D’une part, la rupture des chaînes de production mondiales et l’effondrement de l’activité dans les pays industrialisés ont entraîné un effondrement du commerce international et une baisse des transferts financiers des migrants vers leur pays d’origine. D’autre part, les prix des matières premières exportées par les pays en développement ont fortement chuté – comme le pétrole, le cuivre ou le coton. Enfin, les investisseurs étrangers ont rapatrié leurs capitaux vers des placements moins risqués, provoquant la plus importante fuite des capitaux de l’histoire des pays émergents (83 milliards de dollars en mars 2020). A son tour, la fuite des capitaux a entraîné une dépréciation des taux de change qui a renchéri le coût des importations et des emprunts contractés par les pays en développement en dollar ou en euro.
La dette totale des pays en développement est passée de 100% à 193% de leur PIB entre 2008 et 2018 – soit le plus haut niveau jamais atteint. Alors que les pays en développement, dont les systèmes de santé sont peu développés, doivent désormais faire face à la pandémie, les chocs externes provoqués par la chute des recettes d’exportation et la fuite des capitaux les menacent d’une violente crise de la dette – aussi bien dans les pays les plus pauvres que dans les pays émergents.

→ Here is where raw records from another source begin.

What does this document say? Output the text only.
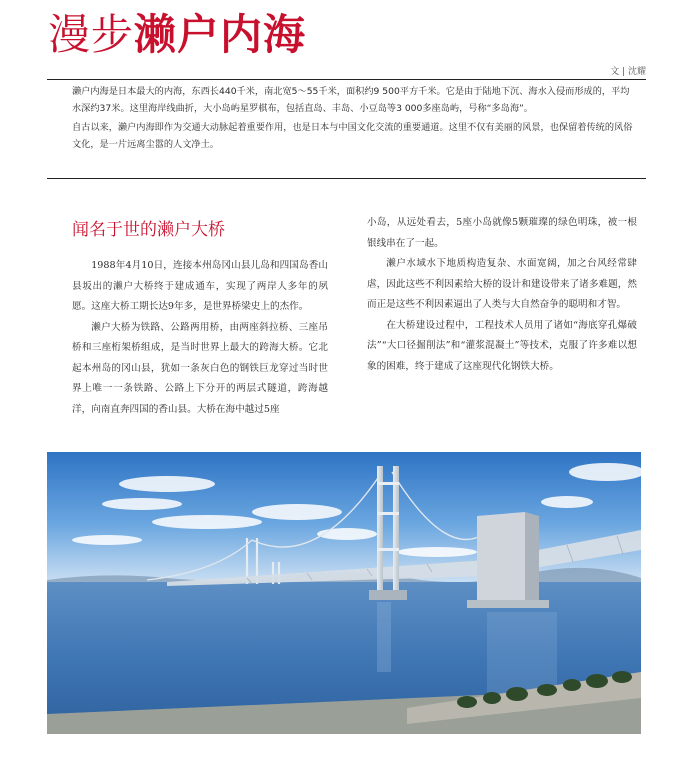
漫步濑户内海
文 | 沈耀

濑户内海是日本最大的内海，东西长440千米，南北宽5～55千米，面积约9 500平方千米。它是由于陆地下沉、海水入侵而形成的，平均水深约37米。这里海岸线曲折，大小岛屿星罗棋布，包括直岛、丰岛、小豆岛等3 000多座岛屿，号称“多岛海”。

自古以来，濑户内海即作为交通大动脉起着重要作用，也是日本与中国文化交流的重要通道。这里不仅有美丽的风景，也保留着传统的风俗文化，是一片远离尘嚣的人文净土。

闻名于世的濑户大桥

1988年4月10日，连接本州岛冈山县儿岛和四国岛香山县坂出的濑户大桥终于建成通车，实现了两岸人多年的夙愿。这座大桥工期长达9年多，是世界桥梁史上的杰作。

濑户大桥为铁路、公路两用桥，由两座斜拉桥、三座吊桥和三座桁架桥组成，是当时世界上最大的跨海大桥。它北起本州岛的冈山县，犹如一条灰白色的钢铁巨龙穿过当时世界上唯一一条铁路、公路上下分开的两层式隧道，跨海越洋，向南直奔四国的香山县。大桥在海中越过5座

小岛，从远处看去，5座小岛就像5颗璀璨的绿色明珠，被一根银线串在了一起。

濑户水域水下地质构造复杂、水面宽阔，加之台风经常肆虐，因此这些不利因素给大桥的设计和建设带来了诸多难题，然而正是这些不利因素逼出了人类与大自然奋争的聪明和才智。

在大桥建设过程中，工程技术人员用了诸如“海底穿孔爆破法”“大口径掘削法”和“灌浆混凝土”等技术，克服了许多难以想象的困难，终于建成了这座现代化钢铁大桥。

La crise de la dette des pays émergents
Les chocs externes subis par les pays émergents surviennent dans un contexte d’endettement accru des entreprises, mais aussi de certains Etats. Entre 2007 et 2019, la dette des entreprises des pays émergents contractée sur les marchés internationaux a quasiment quintuplé – passant de 500 à 2 300 milliards de dollars. Dans le même temps, les investisseurs étrangers ont acheté le quart des obligations souveraines émises en monnaie locale par les Etats pour financer les infrastructures.
L’exposition en dollar des économies émergentes varie d’un pays et d’un secteur à l’autre. L’endettement croissant en dollar est néanmoins un phénomène généralisé dans les économies émergentes. Seuls quelques rares pays, comme la Corée du Sud, font exception et ont enregistré une baisse de l’endettement extérieur en dollar au cours des dernières années.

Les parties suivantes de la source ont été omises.